Mitchell McDermott has a culture of helping, training and educating, he explains. “When Anthony and I were starting off and brought in our first trusted lieutenants — people that we knew and had worked with — we told them that Anthony and I are the nucleus but you guys are the next ring in the tree. It’s up to you to instil that culture to the next ring.” That practice continued ever outwards as the headcount grew.

Supporting and developing its team has been critical to the business’s commercial success. “If your people are happy, your clients will be happy. You build the people and the people build the business,” Mitchell says.

Above every other award we have won this is the one I value most because Great Place to Work is based on a confidential survey

Central to that is his view that the business’s 65-strong team should be viewed as volunteers and not staff.

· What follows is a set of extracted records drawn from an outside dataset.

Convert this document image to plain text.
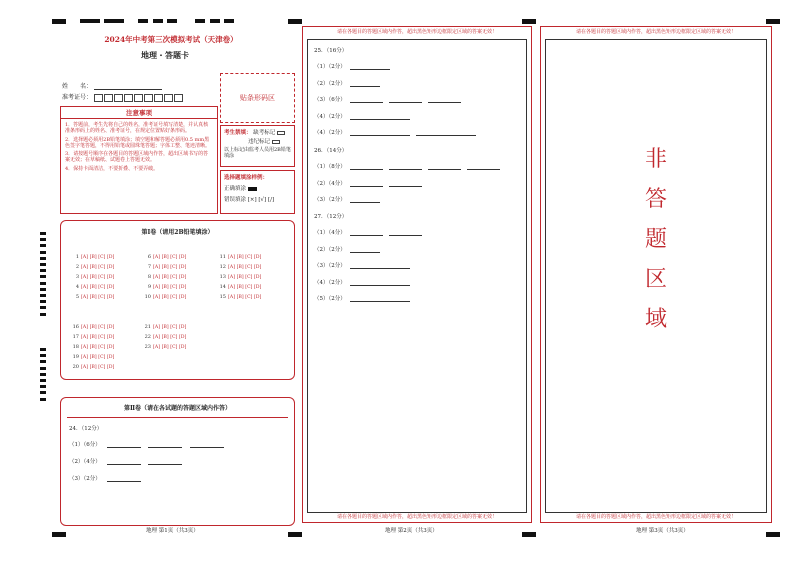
2024年中考第三次模拟考试（天津卷）
地理・答题卡
姓　　名：
准考证号：	贴条形码区
注意事项
1．答题前，考生先将自己的姓名，准考证号填写清楚，并认真核准条形码上的姓名、准考证号，在规定位置贴好条形码。
2．选择题必须用2B铅笔填涂；填空题和解答题必须用0.5 mm黑色签字笔答题，不得用铅笔或圆珠笔答题；字体工整、笔迹清晰。
3．请按题号顺序在各题目的答题区域内作答，超出区域书写的答案无效；在草稿纸、试题卷上答题无效。
4．保持卡面清洁，不要折叠、不要弄破。
考生禁填： 缺考标记
违纪标记
以上标记由监考人员用2B铅笔填涂
选择题填涂样例：
正确填涂
错误填涂 [×] [√] [/]
第Ⅰ卷（请用2B铅笔填涂）
1 [A] [B] [C] [D]
2 [A] [B] [C] [D]
3 [A] [B] [C] [D]
4 [A] [B] [C] [D]
5 [A] [B] [C] [D]
6 [A] [B] [C] [D]
7 [A] [B] [C] [D]
8 [A] [B] [C] [D]
9 [A] [B] [C] [D]
10 [A] [B] [C] [D]
11 [A] [B] [C] [D]
12 [A] [B] [C] [D]
13 [A] [B] [C] [D]
14 [A] [B] [C] [D]
15 [A] [B] [C] [D]
16 [A] [B] [C] [D]
17 [A] [B] [C] [D]
18 [A] [B] [C] [D]
19 [A] [B] [C] [D]
20 [A] [B] [C] [D]
21 [A] [B] [C] [D]
22 [A] [B] [C] [D]
23 [A] [B] [C] [D]
第Ⅱ卷（请在各试题的答题区域内作答）
24．（12分）
（1）（6分）
（2）（4分）
（3）（2分）
地理 第1页（共3页）
请在各题目的答题区域内作答，超出黑色矩形边框限定区域的答案无效！
25．（16分）
（1）（2分）
（2）（2分）
（3）（6分）
（4）（2分）
（4）（2分）
26．（14分）
（1）（8分）
（2）（4分）
（3）（2分）
27．（12分）
（1）（4分）
（2）（2分）
（3）（2分）
（4）（2分）
（5）（2分）
请在各题目的答题区域内作答，超出黑色矩形边框限定区域的答案无效！
地理 第2页（共3页）
请在各题目的答题区域内作答，超出黑色矩形边框限定区域的答案无效！
非
答
题
区
域
请在各题目的答题区域内作答，超出黑色矩形边框限定区域的答案无效！
地理 第3页（共3页）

These are, he points out, highly skilled professionals who could get a job elsewhere “in the morning” but instead choose to stay with Mitchell McDermott.

McDermott signed up for Great Place to Work because he had experience of it while working in a different business and rates it as uniquely important.

“Above every other award we have won this is the one I value most because Great Place to Work is based on a confidential survey that enables the person to say what they want, knowing that no one else will see it. That allows you to get to the truth. Everyone in the organisation can take pride in it because it’s everybody’s award,” he says.

The company’s strong corporate social responsibility programme has raised more than €100,000 for Women’s Aid and Childline in three years. It also invests in education, hiring two lecturers to develop its graduate programmes and providing employees with hundreds of training modules in which they can upskill, in-house. It recently introduced three-month paid sabbaticals after seven years of service, to enable people switch off from work entirely. It also has 12 different employee interest groups within the organisation, focusing on areas such as diversity and inclusion.

As an independent, full-service and data-led construction consultancy that empowers ambitious companies to build better, attracting and retaining top talent is vital. There is a huge emphasis on flexibility and support for remote working. One of its most senior team members is based in Malaysia and Mitchell speaks with pride of the staff member who began working remotely from his home in Derry after the birth of his first baby.

“He told me the baby’s first word was Dada, and that it wouldn’t have happened if he wasn’t working from home.”

The Great Place to Work survey helps ensure that all those working at Mitchell McDermott continue to benefit from a thoughtful, and informed, employer, Mitchell says. “I think Great Place to Work is just such a great litmus test for your business. I’d advise everyone to do it.”